The mission of the school is "a school for gifted education which provides a challenging environment for gifted children ages four through fourteen." [3]

Andrew Slater, the head of school, was the recipient of an NAIS/E.E. Ford Fellowship for Aspiring School Heads, a one-year long program of leadership development for "emerging independent school leaders" supported by the National Association of Independent Schools and the Edward E. Ford Foundation.[4]

Curriculum[edit | edit source]

Logan's curriculum is designed for intellectually gifted students ages four to fourteen. Students are selected for admission based on test scores, a student visit, and teacher recommendations. Each student has an individualized curriculum based on their abilities, learning style, and personal interests.[5] At the beginning of each school year, students each choose a unit to study (some older students choose more than one), with students encouraged to pick a unit subject that interests them, as they will spend a large portion of their time at school studying their units. The curriculum of units is designed to help teach reading, writing, math, science and other subjects, by helping students build connections between these subjects and their interests. Field trips are an important part of the program, often with an environmental emphasis.[6]
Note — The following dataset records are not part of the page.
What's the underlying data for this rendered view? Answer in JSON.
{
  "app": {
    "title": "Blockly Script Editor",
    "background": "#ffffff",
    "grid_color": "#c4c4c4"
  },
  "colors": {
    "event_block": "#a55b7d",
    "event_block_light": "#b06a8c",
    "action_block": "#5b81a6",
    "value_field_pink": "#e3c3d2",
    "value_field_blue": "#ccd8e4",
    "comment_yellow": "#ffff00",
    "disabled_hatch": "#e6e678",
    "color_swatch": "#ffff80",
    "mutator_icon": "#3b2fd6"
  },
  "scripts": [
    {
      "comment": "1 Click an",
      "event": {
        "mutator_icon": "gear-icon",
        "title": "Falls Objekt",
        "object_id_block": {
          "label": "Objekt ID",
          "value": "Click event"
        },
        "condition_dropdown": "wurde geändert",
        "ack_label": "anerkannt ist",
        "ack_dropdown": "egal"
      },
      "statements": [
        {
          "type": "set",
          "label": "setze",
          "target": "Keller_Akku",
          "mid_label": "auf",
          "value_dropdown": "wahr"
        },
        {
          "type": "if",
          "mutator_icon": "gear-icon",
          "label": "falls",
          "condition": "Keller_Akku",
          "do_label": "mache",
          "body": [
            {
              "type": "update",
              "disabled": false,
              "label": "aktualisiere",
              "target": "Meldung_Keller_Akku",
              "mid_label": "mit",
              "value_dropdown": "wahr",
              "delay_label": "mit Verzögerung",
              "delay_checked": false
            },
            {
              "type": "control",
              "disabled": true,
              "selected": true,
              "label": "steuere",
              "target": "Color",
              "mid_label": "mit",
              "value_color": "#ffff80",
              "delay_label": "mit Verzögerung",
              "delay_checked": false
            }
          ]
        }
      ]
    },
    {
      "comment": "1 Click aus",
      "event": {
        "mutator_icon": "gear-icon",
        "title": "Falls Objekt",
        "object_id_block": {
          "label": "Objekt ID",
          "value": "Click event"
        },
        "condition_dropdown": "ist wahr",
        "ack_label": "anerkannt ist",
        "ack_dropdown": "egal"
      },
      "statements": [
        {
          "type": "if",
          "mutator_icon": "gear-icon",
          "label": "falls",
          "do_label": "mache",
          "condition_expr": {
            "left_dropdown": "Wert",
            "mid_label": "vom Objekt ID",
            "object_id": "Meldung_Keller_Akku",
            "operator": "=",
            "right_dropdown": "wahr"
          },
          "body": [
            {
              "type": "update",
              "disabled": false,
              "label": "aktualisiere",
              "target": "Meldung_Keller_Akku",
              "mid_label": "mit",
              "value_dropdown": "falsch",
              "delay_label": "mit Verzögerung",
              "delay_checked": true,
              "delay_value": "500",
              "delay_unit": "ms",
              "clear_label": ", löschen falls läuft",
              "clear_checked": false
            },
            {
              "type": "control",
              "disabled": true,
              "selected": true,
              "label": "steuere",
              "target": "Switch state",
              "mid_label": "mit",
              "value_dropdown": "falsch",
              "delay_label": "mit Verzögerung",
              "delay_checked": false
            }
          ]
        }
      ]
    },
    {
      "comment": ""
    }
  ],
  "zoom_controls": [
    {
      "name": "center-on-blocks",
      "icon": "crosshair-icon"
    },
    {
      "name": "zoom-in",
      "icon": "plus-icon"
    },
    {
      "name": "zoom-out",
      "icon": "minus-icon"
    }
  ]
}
Logan School has 12 core classrooms including students of varying ages, usually within 2 years of each other. Children typically spend 2 years with one teacher,[5] Logan students call their teachers by their first names.[3]

During the 1998-1999 school year, students in one class at Logan participated in a research project investigating the usability of perspectives-based software collaborative learning, as part of their studies of acid mine drainage from old gold mines in Colorado. [7]

File:Lowrycampus05b.jpg
The campus went under significant renovation and expansion during the Summer and early Fall of 2006.

Recognition[edit | edit source]

Some Logan students received an award from the National Renewable Energy Laboratory (NREL) for their work.[8]

Capital campaign and construction program[edit | edit source]

During the school year of 2005-2006, The Logan School for Creative Learning conducted The Logan Legacy Campaign, a fundraiser that raised over $5 million to fund the school's expansion. The project was spearheaded by Head of School Andrew Slater.

Before the construction, the school only used half of the main building, leaving the rest unfinished. This area was called the Unoccupied Space. After the expansion, the Unoccupied Space was renovated and classrooms were put into the entire school, which now resembles a square horseshoe on the first level and a square on the second. Behind the West side of the school is a large berm and beyond that is a wetlands area. This is a favored place to conduct environmental studies and to enjoy nature.